Update: After 6 or 7 years, the plywood I used for this modification has literally fallen apart. Exposure to moisture over time has caused the laminations to become unglued. I plan to make some new speaker adaptors out of a different material; currently I'm considering marine plywood and plastic. Marine plywood would certainly be easier to work with, but some type of thick plastic would be much more durable and dimensionally stable. I'll keep you updated.

  1. Remove the door panels from the car doors. Disconnect the power window harness connector.
  2. Remove the 6.5" speaker assembly from the door by removing the four screws and disconnecting its wiring harness.
  3. Remove the speaker from the plastic basket by removing the three screws.
  4. Find a piece of plywood about 1/2" thick that is at least as large as both doors' speaker baskets. Place the speaker basket open-end down on the plywood and trace its outline with a pencil. Draw a second outline next to it (the adaptors will be identical in dimension).
  5. Determine from the speakers you have chosen what the manufacturer's recommended mounting hole size is.  My Boston Acoustics speakers had a circle on the back of the box which could be punched out and used as a template to trace the mounting hole.  Trace the mounting hole circle in the center of the previous tracing.

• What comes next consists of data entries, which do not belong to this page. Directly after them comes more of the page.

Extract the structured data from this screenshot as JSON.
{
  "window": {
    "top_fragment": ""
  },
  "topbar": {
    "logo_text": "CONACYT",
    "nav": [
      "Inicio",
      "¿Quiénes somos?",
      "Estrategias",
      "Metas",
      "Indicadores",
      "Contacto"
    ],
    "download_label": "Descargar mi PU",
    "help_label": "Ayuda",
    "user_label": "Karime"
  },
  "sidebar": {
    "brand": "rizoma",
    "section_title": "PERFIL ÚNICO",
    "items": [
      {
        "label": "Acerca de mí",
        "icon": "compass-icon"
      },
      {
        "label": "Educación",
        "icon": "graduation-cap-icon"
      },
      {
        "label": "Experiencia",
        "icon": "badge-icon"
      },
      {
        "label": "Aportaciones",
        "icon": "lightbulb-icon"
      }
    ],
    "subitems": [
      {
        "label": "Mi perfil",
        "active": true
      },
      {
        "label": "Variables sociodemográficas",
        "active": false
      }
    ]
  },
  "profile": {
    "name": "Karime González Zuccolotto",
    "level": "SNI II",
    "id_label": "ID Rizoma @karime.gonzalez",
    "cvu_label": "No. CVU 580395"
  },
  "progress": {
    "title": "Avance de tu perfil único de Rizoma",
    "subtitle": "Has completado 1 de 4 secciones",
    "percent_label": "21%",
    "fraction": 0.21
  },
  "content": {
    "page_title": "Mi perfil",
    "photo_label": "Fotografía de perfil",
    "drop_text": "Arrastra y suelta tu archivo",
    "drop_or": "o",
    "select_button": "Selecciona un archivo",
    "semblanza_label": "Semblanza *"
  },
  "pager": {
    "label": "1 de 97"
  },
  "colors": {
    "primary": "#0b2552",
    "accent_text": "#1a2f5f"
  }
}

  6. Use a jigsaw, bandsaw, scrollsaw, or other suitable tool to cut out the adaptor. It should look like mine pictured below. If desired, spray paint the adaptor. Drill holes in the corners of the adaptor in the same locations as the plastic speaker baskets.
Parts necessary 
for replacing speaker
Parts necessary for replacing speaker
  1. To help seal moisture behind the vapor barrier, weatherstripping is necessary between the speaker adaptor and the door's sheet-metal. The stock speaker adaptors have this molded in, but we will have to improvise a different solution. Find some thin weatherstripping at the local hardware store. I used Frost King brand 3/8"-wide EPDM rubber weatherstripping, splitting it in half lengthwise to make it only about 5mm wide. Clean the plywood's surface, then attach the weatherstripping as shown above.
  2. To keep the speaker cones dry in lieu of the factory speaker baskets, obtain some foam baffles made for 6.5" speakers. I used XTC foam baffles from Crutchfield. Slide a baffle into an adaptor, then place the speaker inside. Trim the excess foam from around the rim of the speaker. Use the three original black screws to screw the speaker through the foam baffle into the adaptor.
  3. Cut a small hole in the bottom of the baffle below the speaker's terminals for easy access to them.
Complete speaker assembly
Complete speaker assembly
  1. Because of the adaptor's additional thickness over the original speaker baskets, longer screws are necessary to fasten the speaker assembly to the door. Bring an original screw to the hardware store and select a stainless-steel screw that has similar diameter and thread spacing, but is about twice as long. I recommend stainless-steel for its corrosion resistance. Use four of these screws to secure the speaker assembly to the door after attaching the wires. Be careful not to overtighten the screws because they are screwing into nylon inserts in the door. It may be very difficult to replace these if they are damaged from overtightening.